While this is may be possible in certain circumstances in theory, I don’t think it’s particularly likely. By analogy, pacemaker hacks have been around for more than a decade, but I don’t see many people feeling motivated to execute them.

Are you hoping to stall the development of medical ML because of adversarial attacks?

Nope! Every author on this paper is very bullish on machine learning as a way to achieve positive impact in all aspects of the healthcare system. We explicitly state this in the paper, as well as the fact that we don’t think these concerns should slow things down, just be a part of an ongoing conversation.

Small note on the figure

As will be immediately recognized by anyone familiar with adversarial examples, the design for the top part of Figure 1 was inspired by Figure 1 in Goodfellow et al – though the noise itself was generated using a different attack method (the PGD) and applied to different data.

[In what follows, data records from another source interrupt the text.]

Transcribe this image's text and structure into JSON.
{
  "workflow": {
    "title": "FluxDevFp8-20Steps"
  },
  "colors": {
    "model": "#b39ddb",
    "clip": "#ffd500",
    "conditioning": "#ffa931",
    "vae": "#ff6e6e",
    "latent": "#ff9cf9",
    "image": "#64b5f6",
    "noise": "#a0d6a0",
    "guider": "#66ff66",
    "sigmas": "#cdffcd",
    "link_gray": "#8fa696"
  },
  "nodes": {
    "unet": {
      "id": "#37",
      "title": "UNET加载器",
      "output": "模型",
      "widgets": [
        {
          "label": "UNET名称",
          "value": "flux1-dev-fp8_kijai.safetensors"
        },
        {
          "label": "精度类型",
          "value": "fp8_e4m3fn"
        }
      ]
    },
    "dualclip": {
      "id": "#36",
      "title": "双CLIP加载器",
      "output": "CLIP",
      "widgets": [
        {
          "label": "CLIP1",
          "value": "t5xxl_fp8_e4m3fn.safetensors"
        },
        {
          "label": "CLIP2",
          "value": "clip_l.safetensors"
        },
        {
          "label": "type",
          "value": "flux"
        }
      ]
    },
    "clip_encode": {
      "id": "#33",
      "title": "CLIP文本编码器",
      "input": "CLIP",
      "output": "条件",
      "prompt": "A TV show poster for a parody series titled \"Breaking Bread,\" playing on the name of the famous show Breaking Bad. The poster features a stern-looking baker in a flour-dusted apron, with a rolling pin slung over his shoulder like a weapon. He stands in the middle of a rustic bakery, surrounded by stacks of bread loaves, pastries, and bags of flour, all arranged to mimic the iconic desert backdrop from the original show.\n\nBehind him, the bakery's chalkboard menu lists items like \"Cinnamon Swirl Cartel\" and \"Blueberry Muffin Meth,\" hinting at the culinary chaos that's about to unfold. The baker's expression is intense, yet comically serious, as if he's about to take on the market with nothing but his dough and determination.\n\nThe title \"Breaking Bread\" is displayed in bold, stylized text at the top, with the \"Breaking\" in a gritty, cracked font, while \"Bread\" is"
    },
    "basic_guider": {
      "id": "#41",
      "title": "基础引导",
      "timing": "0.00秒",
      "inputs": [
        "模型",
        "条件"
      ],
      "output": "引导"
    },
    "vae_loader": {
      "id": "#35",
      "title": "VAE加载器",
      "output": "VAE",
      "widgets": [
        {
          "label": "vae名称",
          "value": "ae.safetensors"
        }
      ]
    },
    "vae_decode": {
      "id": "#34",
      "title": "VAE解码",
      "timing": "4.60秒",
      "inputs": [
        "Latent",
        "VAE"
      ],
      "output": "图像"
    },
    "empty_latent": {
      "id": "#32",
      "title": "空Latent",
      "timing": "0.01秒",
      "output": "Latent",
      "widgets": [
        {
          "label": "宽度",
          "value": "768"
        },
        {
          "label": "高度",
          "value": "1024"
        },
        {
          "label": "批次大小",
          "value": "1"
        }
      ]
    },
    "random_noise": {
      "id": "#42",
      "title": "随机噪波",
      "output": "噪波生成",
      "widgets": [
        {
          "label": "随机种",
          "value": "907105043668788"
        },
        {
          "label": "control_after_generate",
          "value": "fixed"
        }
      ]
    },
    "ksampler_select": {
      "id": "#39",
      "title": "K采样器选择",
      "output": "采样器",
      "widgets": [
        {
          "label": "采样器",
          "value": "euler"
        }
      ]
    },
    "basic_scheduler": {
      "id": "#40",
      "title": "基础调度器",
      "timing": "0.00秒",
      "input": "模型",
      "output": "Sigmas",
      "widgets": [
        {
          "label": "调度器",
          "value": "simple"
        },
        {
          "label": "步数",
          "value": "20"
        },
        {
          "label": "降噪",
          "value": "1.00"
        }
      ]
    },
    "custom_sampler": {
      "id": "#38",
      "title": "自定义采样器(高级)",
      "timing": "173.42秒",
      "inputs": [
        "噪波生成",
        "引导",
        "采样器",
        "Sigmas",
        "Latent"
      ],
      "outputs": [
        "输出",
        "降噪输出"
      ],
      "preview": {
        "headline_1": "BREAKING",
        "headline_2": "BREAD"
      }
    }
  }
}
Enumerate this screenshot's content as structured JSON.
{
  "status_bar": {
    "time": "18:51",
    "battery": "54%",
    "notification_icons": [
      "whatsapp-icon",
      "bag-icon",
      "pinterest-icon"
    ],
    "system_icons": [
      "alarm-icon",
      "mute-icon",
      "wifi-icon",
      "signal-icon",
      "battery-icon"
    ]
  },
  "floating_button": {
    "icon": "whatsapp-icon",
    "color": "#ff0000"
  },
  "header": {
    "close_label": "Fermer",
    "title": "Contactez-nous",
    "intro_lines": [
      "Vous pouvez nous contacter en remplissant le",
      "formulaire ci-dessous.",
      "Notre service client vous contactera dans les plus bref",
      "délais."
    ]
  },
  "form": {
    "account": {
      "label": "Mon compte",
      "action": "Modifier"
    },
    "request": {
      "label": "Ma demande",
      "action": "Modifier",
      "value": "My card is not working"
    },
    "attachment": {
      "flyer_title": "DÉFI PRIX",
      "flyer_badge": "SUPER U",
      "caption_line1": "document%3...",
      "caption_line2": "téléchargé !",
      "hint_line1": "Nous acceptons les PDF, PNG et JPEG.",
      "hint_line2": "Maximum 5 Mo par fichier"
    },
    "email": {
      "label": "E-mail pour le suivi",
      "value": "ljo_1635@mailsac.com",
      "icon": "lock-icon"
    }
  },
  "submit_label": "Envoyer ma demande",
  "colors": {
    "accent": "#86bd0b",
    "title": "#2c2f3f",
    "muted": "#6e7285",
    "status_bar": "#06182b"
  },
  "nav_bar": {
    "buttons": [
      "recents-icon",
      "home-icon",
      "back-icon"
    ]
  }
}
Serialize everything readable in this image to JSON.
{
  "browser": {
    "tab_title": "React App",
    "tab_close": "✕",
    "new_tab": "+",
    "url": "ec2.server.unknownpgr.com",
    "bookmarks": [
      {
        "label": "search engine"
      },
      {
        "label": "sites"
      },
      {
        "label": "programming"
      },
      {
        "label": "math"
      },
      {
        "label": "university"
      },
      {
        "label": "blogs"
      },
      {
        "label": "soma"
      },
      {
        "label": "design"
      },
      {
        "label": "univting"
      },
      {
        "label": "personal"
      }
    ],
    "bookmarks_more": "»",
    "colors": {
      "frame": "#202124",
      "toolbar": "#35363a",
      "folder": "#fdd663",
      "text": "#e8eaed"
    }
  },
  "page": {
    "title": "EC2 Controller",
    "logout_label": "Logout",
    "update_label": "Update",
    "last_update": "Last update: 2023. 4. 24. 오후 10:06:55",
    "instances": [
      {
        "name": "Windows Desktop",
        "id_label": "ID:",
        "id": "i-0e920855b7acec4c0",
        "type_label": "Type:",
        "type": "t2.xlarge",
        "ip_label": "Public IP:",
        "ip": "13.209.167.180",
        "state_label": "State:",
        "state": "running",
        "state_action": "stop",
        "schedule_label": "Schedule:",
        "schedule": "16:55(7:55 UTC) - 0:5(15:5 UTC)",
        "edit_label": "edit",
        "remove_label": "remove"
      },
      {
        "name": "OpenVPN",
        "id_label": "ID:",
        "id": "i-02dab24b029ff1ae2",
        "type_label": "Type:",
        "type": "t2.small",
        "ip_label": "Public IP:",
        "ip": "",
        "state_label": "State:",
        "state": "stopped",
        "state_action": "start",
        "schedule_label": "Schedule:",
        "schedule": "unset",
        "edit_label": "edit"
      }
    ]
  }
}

As it stands, the figure in our Science paper points to our preprint for details of how the attack was generated, and Goodfellow et al paper is cited in the preprint. However, the Science paper itself doesn’t explicitly credit Goodfellow et al for the design idea. This wasn’t intentional. I pointed this out to the Science team, which decided against updating with a citation since the paper is cited via the preprint and all the actual content in the figure are either original or CC0. But I still feel bad about this. Sorry!